Hawkman remains an interesting nexus point within the DC universe. As a Thanagarian, he is the ideal character to interact with Adam Strange, a man of two worlds (Earth and Rann). As a character written by Gardner Fox, it was natural for Hawkman to team up with the Atom, another Fox creation. As a member of the Justice League, there was no question that Hawkman would be crossing paths with Batman in the pages of The Brave and the Bold.
The foes of Hawkman remain somewhat weak in this collection. Seriously, how many people have even heard of Lion-Mane before? A highlight of this collection is Hawkman coming face-to-face with the Gentleman Ghost, a one-time foe of the Earth-2 Hawkman. Robert Kanigher, with Joe Kubert, created the Gentlemen Ghost for the Hawkman story in Flash Comics #88 (October 1947). Twenty-two years later, Kanigher once again found himself writing a Hawkman story and brought back the Ghost.

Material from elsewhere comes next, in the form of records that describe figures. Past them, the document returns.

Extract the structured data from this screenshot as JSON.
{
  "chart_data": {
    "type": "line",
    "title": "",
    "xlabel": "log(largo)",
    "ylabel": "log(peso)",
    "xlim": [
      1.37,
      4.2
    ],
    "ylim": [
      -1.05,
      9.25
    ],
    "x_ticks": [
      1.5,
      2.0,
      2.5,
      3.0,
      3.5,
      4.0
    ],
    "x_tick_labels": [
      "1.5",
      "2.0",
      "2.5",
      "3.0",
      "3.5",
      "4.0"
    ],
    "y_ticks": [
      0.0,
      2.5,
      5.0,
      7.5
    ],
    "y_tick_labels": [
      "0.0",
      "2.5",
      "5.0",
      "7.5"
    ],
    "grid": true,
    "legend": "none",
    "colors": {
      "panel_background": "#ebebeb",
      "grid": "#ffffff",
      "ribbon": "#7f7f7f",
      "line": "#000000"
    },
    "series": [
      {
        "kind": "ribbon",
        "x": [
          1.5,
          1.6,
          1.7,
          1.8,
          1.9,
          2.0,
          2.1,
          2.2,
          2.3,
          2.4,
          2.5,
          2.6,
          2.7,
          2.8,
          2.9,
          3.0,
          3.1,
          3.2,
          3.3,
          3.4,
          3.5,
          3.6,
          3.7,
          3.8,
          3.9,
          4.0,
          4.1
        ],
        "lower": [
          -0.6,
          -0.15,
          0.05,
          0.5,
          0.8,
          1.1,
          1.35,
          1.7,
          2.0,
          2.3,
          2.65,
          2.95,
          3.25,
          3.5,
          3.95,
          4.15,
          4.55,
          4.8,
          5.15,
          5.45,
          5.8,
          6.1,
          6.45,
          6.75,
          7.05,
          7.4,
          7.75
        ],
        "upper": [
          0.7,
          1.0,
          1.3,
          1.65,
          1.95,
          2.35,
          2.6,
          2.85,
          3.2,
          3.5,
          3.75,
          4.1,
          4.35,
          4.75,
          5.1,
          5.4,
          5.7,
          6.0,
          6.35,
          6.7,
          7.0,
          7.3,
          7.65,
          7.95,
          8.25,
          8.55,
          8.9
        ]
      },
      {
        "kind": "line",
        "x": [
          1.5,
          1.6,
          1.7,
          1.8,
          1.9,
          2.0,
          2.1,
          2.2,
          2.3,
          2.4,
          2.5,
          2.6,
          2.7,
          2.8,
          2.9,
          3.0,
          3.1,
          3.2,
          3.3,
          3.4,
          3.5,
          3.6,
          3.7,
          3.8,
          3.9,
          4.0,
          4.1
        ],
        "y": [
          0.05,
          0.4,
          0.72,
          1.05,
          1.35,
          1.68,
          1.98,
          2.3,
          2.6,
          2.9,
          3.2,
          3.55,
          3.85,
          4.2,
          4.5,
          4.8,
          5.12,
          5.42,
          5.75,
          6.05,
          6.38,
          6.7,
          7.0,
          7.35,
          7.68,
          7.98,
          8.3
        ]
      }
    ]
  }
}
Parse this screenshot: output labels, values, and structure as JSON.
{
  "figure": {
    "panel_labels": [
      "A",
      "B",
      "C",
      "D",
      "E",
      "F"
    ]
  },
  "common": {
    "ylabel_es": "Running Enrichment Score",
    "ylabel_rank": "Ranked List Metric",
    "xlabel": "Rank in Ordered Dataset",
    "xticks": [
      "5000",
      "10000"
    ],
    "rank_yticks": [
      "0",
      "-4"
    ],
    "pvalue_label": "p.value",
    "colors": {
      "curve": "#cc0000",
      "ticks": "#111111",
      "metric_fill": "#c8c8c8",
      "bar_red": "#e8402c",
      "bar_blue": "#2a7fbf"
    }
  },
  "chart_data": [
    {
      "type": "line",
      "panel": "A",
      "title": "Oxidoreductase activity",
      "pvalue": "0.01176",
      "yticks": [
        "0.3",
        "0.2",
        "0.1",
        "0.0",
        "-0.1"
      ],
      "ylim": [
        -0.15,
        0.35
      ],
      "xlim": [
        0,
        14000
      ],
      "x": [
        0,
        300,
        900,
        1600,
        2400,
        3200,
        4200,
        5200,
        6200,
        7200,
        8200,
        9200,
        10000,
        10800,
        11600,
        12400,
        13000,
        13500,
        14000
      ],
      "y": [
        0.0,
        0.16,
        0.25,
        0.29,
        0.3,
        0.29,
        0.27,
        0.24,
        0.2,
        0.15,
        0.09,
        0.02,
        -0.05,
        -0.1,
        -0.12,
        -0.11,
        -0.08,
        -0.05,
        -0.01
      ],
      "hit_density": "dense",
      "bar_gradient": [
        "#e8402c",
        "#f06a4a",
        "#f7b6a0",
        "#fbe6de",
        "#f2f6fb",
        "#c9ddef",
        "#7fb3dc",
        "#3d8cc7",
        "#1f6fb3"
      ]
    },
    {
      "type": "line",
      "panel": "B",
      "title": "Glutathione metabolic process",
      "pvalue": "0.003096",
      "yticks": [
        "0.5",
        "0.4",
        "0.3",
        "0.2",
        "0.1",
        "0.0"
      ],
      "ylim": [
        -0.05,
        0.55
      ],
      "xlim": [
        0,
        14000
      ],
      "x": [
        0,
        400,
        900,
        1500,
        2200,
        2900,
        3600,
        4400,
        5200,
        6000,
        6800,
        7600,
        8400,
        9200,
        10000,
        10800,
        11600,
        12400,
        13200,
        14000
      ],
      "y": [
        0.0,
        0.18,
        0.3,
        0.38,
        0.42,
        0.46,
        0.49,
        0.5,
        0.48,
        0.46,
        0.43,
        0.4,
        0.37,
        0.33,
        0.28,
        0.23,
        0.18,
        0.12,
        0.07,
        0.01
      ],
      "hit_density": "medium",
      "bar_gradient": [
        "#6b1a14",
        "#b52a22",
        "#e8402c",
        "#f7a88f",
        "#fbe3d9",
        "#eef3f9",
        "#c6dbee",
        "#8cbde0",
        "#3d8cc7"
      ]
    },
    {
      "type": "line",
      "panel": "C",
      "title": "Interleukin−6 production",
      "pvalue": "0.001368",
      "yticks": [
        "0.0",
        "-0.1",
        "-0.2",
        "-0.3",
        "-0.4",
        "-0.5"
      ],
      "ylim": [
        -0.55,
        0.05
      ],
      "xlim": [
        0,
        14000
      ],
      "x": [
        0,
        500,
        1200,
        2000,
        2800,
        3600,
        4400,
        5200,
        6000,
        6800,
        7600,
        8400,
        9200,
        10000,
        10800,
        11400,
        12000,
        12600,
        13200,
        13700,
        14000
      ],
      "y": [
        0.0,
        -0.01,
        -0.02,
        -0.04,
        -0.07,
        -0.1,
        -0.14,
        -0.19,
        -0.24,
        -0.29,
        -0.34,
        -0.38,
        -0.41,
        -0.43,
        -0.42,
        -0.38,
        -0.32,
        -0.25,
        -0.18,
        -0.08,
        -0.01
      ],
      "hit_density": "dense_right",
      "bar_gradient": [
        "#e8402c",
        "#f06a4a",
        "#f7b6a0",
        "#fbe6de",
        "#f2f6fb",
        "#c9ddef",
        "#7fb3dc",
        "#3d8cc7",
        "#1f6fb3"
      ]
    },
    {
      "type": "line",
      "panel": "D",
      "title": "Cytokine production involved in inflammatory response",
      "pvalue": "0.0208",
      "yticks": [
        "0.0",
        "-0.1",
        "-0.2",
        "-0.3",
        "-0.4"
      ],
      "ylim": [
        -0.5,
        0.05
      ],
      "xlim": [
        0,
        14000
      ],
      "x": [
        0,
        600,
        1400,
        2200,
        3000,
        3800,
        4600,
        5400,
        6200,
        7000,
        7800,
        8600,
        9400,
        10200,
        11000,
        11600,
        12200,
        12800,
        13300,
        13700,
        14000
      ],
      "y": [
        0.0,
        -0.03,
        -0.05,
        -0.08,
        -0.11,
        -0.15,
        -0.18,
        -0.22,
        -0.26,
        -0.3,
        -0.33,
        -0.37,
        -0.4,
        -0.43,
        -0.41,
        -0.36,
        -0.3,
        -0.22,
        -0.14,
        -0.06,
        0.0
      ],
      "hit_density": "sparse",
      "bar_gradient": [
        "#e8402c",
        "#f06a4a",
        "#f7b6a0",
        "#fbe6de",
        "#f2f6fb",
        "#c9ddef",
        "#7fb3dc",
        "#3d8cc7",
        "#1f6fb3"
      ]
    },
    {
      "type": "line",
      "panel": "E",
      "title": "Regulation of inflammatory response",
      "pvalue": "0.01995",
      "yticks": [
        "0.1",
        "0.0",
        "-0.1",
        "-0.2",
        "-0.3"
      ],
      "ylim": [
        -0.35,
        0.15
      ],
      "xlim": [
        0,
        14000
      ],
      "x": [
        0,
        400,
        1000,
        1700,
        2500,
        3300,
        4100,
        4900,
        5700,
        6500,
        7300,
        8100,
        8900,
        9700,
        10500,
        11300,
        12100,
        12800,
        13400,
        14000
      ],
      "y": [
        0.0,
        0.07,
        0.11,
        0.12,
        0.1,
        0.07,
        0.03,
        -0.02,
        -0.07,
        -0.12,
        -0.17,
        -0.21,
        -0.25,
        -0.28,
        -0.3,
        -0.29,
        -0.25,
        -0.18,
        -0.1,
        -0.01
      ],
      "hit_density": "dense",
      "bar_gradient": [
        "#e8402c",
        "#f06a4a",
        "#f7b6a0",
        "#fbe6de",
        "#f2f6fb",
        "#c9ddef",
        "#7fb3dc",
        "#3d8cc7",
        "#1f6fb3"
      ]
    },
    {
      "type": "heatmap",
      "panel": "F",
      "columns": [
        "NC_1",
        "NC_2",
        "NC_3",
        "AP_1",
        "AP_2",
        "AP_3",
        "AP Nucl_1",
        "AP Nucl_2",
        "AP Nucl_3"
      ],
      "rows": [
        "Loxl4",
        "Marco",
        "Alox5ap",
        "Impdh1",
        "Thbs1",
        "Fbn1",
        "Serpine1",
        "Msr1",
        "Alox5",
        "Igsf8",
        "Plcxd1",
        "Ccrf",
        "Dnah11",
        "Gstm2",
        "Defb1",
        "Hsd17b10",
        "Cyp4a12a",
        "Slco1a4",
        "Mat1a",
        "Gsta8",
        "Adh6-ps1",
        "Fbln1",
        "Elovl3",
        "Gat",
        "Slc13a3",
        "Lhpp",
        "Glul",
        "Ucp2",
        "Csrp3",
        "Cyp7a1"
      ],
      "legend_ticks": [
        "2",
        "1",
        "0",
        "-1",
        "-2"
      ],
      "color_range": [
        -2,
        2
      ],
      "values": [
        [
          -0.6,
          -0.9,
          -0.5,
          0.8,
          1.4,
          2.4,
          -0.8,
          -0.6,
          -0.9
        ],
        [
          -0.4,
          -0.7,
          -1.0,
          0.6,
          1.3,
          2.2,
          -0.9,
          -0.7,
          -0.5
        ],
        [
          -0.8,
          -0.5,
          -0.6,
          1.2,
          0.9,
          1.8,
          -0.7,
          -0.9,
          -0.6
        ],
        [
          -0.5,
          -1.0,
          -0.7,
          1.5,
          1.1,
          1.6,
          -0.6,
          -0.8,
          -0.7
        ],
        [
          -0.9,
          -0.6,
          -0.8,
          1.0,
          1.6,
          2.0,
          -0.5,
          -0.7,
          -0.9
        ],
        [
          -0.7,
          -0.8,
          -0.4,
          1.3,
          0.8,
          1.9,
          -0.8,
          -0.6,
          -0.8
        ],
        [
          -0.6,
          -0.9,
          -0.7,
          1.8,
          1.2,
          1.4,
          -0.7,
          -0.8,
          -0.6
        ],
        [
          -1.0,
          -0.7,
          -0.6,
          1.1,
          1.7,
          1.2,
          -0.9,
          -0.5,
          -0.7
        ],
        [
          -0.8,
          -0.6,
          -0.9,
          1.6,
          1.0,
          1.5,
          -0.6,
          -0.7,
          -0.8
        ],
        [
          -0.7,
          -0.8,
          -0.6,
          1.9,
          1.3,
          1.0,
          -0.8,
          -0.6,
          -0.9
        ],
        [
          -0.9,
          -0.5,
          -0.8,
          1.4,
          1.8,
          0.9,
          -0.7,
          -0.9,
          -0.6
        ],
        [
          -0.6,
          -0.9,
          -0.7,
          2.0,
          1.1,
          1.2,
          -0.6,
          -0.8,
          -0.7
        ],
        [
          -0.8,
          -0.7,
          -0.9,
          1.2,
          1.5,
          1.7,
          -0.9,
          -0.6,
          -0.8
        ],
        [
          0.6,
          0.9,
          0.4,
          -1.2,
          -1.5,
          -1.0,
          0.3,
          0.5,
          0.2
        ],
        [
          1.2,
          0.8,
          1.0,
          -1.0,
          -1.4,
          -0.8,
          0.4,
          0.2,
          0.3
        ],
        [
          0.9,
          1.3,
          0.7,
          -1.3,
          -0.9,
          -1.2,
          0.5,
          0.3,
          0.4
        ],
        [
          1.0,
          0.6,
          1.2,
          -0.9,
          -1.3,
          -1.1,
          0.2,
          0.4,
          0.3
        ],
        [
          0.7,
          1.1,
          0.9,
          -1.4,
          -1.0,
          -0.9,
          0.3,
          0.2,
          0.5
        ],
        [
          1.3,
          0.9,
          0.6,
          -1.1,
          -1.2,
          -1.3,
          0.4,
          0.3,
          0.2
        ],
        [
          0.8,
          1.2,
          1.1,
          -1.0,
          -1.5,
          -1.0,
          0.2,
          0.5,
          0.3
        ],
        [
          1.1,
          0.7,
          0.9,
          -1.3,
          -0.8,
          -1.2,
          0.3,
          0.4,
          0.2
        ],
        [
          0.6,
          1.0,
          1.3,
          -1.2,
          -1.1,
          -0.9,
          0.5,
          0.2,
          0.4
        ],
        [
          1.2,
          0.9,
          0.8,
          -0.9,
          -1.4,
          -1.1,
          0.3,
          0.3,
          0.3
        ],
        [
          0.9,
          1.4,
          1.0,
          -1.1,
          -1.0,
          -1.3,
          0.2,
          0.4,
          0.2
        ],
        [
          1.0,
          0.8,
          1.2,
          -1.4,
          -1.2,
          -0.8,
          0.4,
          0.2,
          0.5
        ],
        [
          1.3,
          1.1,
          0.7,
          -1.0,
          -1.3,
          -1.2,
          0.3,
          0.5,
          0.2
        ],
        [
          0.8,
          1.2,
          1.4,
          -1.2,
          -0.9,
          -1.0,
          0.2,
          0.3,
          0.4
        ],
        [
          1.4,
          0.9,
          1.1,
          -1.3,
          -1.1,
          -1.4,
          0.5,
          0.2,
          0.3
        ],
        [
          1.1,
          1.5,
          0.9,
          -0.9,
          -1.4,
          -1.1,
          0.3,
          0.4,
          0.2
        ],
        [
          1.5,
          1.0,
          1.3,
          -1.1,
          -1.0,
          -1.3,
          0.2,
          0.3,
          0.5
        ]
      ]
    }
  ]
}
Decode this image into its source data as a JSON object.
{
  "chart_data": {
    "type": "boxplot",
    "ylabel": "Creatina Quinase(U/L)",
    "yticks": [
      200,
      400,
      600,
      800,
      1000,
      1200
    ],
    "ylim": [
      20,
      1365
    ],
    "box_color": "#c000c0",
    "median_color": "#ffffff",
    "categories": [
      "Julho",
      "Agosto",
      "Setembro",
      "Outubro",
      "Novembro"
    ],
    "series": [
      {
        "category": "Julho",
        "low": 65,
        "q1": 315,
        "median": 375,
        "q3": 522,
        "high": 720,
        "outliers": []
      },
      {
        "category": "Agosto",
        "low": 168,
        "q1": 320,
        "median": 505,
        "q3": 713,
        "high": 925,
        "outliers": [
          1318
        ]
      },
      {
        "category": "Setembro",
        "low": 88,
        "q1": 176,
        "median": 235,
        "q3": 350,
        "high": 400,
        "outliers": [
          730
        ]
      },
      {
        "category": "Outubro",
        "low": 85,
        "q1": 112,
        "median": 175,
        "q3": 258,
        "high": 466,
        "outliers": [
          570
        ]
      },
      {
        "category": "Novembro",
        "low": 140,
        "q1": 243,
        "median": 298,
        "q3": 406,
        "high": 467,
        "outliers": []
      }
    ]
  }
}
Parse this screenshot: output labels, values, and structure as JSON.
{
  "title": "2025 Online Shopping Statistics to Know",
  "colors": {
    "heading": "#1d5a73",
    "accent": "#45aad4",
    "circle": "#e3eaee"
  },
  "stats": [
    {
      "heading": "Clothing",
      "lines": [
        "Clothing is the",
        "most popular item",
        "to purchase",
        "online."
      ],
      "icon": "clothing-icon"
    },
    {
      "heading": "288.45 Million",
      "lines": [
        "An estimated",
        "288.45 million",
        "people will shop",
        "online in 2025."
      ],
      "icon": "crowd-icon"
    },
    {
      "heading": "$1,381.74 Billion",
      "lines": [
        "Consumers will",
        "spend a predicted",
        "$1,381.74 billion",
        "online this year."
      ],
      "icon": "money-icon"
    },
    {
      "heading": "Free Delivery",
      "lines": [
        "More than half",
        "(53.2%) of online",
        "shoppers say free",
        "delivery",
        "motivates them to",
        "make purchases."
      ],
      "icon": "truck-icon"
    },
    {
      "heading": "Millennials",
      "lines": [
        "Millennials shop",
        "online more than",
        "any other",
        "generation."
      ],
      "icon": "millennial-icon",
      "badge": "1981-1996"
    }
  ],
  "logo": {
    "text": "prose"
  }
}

In 1968, the Hawkman title came to an end with issue #27, but his stories were not done yet. Hawkman took his adventures to the Atom’s book the following issue, as The Atom was renamed The Atom and Hawkman with issue #39. This combined title ran for seven issues (on a bi-monthly publishing schedule). Three of the issues featured the two characters teaming up together in one story, while four of the issues featured each character in his own solo story.
Why should these stories be Showcased?: Well, on the plus side, I believe this is a better read than Volume 1. With that said, I still found this volume disappointing. The highlights of this collection are the issues where he teams up with other heroes, such as Batman, Atom, and Adam Strange. The problem is this is still a book featuring a solo character (no disrespect meant to Hawkgirl). If the solo stories are not entertaining, it’s hard to get through some of these issues. A lot of these tales feel very repetitive, such as an alien on the run from law enforcement and hiding on Earth, or an archeological dig uncovering a dormant creature. I want this to be so much better than it is! Read this is you are a Hawkman fan, or if you like Murphy Anderson’s art.
Footnotes: The Brave and the Bold #70 is also reprinted in Showcase Presents The Brave and the Bold Batman Team-Ups Vol. 1.
The Atom #31 is also reprinted in Showcase Presents The Atom Vol. 2.
If you like this volume, try: the Geoff Johns Hawkman omnibus, which collects the writer’s two-year run with the character from 2002-2004. In 2001, Johns brought back Hawkman from character limbo in the pages of JSA, doing his best to untangle the complicated history of the character over the last 20 years. That immediately prompted DC to green-light a new ongoing book. In this new series, Hawkman and Hawkgirl are reincarnated spirits dating back to ancient Egypt. The new Hawkman returns, and immediately proclaims his undying love for Hawkgirl. However, this Hawkgirl is Kendra Saunders, a great niece to Sheira Hall, the original Hawkgirl. Kendra has the memories from Sheira, but she does not have the feelings for Carter Hall. Hawkman and Hawkgirl develop a working partnership, which presents a different dynamic than what we have seen previously between these characters. The omnibus contains all of the Geoff Johns’ stories, which ran through issue #25. This volume of the Hawkman series ran for 49 issues, then changed direction and was renamed Hawkgirl with issue #50. The Hawkgirl title ran for another year, before ending with issue #66.